Ropes & Gray Partner Bill Sussman Recognized by the 2015 New York Law Journal“Lawyers Who Lead by Example” Awards for Pro BonoLeadership in Rikers Island Excessive Force Class Action
The New York Law Journal recognized Ropes & Gray commercial litigation partner Bill Sussman in the pro bono category of its 2015 “Lawyers Who Lead by Example” awards for his role leading a Ropes & Gray team to resolve one of New York’s most impactful and high-profile civil rights cases, Nunez v. City of New York, which challenged the unconstitutional use of excessive force against inmates at City jails on Rikers Island. A profile of Mr. Sussman, who serves as co-chair of the firm’s pro bono committee, ran in a special section of The New York Law Journal on Oct. 14, and he was honored at an awards event in New York that evening.
In Nunez, a Ropes & Gray team led by Mr.

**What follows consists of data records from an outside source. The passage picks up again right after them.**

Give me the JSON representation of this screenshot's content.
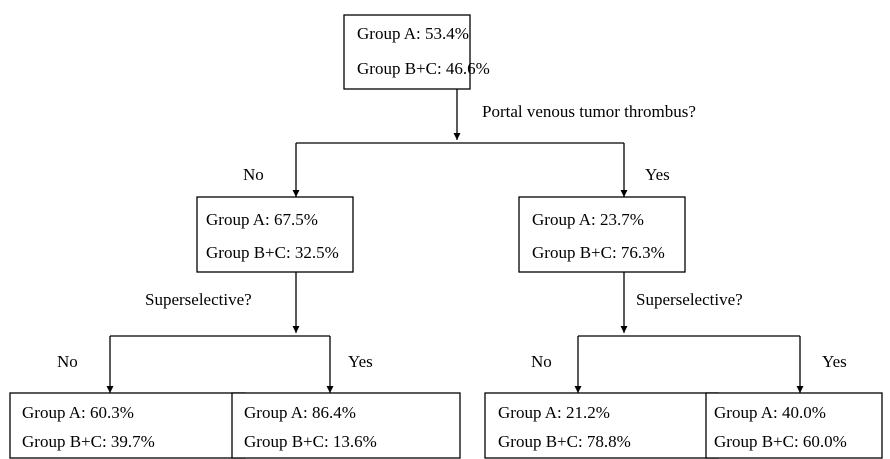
{
  "nodes": [
    {
      "lines": [
        "Group A: 53.4%",
        "Group B+C: 46.6%"
      ]
    },
    {
      "lines": [
        "Group A: 67.5%",
        "Group B+C: 32.5%"
      ]
    },
    {
      "lines": [
        "Group A: 23.7%",
        "Group B+C: 76.3%"
      ]
    },
    {
      "lines": [
        "Group A: 60.3%",
        "Group B+C: 39.7%"
      ]
    },
    {
      "lines": [
        "Group A: 86.4%",
        "Group B+C: 13.6%"
      ]
    },
    {
      "lines": [
        "Group A: 21.2%",
        "Group B+C: 78.8%"
      ]
    },
    {
      "lines": [
        "Group A: 40.0%",
        "Group B+C: 60.0%"
      ]
    }
  ],
  "questions": [
    "Portal venous tumor thrombus?",
    "Superselective?",
    "Superselective?"
  ],
  "branches": [
    {
      "no": "No",
      "yes": "Yes"
    },
    {
      "no": "No",
      "yes": "Yes"
    },
    {
      "no": "No",
      "yes": "Yes"
    }
  ]
}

Sussman and government enforcement partner Chris Conniff partnered with The Legal Aid Society’s Prisoners’ Rights Project and the law firm Emery Celli Brinckerhoff & Abady to bring a landmark class action suit in the U.S. District Court for the Southern District of New York on behalf of a certified class of all current and future inmates of New York City jails on Rikers Island run by the City’s Department of Correction (DOC). They were later joined by the Office of the United States Attorney for the Southern District of New York, which intervened in the case in December 2014 on behalf of the juvenile inmates of the jails.
A team of more than 30 Ropes & Gray attorneys and 13 staff members, led by Mr. Sussman and Mr. Conniff, dedicated more than 30,000 hours to the case over three years. As the case progressed, the firm led a hard-fought and protracted discovery process that included the collection and review of millions of pages of documents and electronic records, and the administration of the majority of 57 depositions. The suit named New York City and a number of individual DOC personnel as defendants.
On June 22, 2015, counsel in Nunez advised the Court that they had agreed upon a Consent Judgment to resolve the case. The historic Consent Judgment, which has been preliminarily approved by the Court and is pending final approval at a hearing set for October 2015, calls for comprehensive reforms by the DOC, designed to remedy the long-standing culture of staff violence in the jails and ensure a safer and more secure environment for inmates and correction officers. Some of the key reforms required by the Consent Judgment include: creation of a new use of force policy for DOC staff; new protocols for training DOC staff and improved screening for recruitment of staff; the installation of thousands of new surveillance cameras; and a pilot program for DOC staff body cameras. The Consent Judgment also provides for a court-appointed Monitor.